Mr. Bile has already commented on it, but I think he's viewing the film through 3-D colored glasses. I'm all for taking liberties with the source material--Grendel really impressed me in high school--and it's great that we finally got to see Angelina Jolie in her true form. Also, I think it's pretty cool that the dragon really fights like a dragon, and not like a gang of 50 disposable bad guys in an old-school Jackie Chan movie who attack him one at a time.
But, man, those boss battles were long. And the cut-scenes in-between? Can we all just agree that Neil Gaiman should never be allowed near movies? I've read Smoke and Mirrors. That man holds a serious grudge.
The plot of the original, as I understand it:
- There's a grendel.
- A beowulf rips off its arm.
- A beowulf kills its mom.
- Then there's a dragon.
- Grendel's mother is a symbol not necessarily of temptation (though base heterosexual urges and the desire to produce progeny is the ultimate weakness of all men who like to be naked in front of other men), but of the mistakes fathers commit as seen through the eyes of their own sons.

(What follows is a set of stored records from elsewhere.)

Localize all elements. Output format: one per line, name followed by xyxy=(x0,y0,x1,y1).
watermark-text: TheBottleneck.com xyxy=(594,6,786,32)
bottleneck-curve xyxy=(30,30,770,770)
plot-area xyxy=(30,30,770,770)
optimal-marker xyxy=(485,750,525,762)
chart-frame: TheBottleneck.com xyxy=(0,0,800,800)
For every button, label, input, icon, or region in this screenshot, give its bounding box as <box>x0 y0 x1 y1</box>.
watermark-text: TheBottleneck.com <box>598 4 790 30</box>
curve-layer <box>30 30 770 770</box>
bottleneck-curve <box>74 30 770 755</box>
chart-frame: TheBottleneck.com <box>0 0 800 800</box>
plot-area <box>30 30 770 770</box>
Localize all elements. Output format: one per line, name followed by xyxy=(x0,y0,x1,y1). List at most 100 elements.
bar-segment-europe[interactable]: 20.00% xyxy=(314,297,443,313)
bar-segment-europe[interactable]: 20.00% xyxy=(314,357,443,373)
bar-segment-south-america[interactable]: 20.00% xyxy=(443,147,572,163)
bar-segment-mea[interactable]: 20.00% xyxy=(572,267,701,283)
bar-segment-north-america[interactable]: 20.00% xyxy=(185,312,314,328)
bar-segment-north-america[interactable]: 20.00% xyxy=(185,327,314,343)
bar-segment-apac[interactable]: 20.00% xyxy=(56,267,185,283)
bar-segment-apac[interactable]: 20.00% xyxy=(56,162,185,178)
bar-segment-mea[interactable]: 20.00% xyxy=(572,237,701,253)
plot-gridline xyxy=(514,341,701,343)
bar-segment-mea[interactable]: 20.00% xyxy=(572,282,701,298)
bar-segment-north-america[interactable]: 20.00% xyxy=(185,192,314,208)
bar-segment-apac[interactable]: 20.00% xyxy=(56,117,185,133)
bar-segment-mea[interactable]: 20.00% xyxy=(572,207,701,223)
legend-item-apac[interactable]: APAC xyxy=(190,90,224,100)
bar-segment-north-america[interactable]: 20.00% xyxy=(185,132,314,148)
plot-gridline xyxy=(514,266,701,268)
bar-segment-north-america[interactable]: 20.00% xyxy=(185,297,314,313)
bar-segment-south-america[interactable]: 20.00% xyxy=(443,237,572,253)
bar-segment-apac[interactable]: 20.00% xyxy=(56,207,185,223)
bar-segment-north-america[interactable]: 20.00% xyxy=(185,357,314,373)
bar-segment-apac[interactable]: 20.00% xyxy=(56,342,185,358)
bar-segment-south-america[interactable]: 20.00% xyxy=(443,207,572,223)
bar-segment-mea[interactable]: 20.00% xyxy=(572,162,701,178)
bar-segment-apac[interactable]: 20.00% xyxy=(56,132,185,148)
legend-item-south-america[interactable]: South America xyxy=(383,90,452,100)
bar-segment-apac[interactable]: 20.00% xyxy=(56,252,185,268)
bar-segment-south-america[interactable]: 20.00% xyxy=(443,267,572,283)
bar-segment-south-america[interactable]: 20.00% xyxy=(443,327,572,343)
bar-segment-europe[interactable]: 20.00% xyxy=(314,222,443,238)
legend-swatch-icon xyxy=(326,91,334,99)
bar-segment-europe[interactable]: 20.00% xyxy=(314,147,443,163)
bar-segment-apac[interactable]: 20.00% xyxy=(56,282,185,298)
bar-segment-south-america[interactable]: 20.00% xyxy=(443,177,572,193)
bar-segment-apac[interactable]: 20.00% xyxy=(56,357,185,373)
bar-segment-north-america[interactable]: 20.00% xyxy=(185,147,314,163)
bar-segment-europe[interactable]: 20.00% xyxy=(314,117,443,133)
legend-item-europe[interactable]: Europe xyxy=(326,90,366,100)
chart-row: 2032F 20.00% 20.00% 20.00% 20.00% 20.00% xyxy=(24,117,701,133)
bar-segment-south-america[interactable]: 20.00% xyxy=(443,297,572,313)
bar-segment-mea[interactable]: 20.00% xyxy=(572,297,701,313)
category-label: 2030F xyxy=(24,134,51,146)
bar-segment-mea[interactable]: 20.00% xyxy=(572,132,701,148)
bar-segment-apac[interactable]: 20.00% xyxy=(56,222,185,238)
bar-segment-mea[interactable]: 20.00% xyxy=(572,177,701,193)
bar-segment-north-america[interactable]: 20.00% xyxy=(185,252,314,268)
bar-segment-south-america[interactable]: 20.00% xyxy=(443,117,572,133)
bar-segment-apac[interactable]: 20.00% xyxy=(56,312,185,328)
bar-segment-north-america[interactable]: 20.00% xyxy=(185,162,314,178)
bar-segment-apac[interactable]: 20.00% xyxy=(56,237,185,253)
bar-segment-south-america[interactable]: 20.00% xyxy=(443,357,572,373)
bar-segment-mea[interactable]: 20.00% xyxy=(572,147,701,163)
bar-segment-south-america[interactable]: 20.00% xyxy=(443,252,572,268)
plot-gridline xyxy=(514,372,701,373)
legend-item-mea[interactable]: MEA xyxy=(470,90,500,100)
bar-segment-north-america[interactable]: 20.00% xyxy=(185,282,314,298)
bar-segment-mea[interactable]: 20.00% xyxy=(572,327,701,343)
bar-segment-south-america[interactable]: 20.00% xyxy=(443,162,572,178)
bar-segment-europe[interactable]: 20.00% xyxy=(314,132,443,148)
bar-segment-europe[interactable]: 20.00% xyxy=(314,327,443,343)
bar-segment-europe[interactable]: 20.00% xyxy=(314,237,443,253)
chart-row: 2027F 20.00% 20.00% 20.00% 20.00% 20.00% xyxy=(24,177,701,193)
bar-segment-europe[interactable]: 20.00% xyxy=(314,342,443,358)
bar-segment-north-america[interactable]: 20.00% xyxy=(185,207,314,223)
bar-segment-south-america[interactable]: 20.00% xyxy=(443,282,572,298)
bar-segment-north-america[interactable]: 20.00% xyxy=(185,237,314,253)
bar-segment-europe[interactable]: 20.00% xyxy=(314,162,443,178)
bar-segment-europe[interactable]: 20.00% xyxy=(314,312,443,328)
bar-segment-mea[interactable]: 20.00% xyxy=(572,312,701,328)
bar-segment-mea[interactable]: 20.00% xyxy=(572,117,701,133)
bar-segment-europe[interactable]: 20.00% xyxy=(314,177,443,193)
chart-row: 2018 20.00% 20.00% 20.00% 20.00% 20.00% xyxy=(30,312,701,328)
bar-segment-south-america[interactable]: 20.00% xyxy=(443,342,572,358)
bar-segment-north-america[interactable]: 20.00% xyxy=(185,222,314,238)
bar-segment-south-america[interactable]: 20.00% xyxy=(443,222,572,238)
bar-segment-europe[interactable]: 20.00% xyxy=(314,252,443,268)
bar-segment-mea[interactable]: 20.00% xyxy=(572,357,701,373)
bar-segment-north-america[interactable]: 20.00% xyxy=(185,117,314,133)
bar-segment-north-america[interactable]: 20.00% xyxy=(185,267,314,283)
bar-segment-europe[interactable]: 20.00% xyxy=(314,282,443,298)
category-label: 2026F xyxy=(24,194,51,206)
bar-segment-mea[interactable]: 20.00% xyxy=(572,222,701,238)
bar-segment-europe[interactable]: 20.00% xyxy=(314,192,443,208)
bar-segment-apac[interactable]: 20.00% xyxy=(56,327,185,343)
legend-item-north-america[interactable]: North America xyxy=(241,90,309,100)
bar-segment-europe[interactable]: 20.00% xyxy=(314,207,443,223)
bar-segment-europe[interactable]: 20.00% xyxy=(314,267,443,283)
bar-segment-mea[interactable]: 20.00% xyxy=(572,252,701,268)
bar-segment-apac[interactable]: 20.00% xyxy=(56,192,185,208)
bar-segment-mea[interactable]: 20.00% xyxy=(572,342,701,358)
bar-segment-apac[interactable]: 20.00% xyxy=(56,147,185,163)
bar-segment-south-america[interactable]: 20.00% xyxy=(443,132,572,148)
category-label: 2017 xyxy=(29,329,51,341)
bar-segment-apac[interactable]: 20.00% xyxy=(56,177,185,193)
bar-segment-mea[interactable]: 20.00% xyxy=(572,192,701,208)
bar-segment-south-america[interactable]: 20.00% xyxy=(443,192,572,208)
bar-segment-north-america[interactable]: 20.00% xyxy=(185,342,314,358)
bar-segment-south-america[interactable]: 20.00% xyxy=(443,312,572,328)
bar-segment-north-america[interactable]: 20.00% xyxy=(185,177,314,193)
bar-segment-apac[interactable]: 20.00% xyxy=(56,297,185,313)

- Alternatively, the film is really about women discovering what they really want in a man. Grendel's mother and Hrothgar's wife slowly upgrade their relationships throughout the movie, as they learn that the longer a man hesitates to have sex with you, the more noble he is, and the more kick-ass your kids might be.
- Something about Christianity. There's a lot of crosses on evil people and dead people on crosses and burning crosses that fall on dead people. Apparently, Robert Zemeckis is an alternate universe Tim Burton with a cross fetish.
That's Beowulf, I guess.
1 comment:
Hmm...I can't seem to tell whether you liked it or not. I thought it was entertaining enough, having never been faced with having to memorize the story in high school myself. It was rather difficult to understand Grendel when he was talking...I really could have used subtitles for his parts. I was left having to just piece together what he was saying as he went along.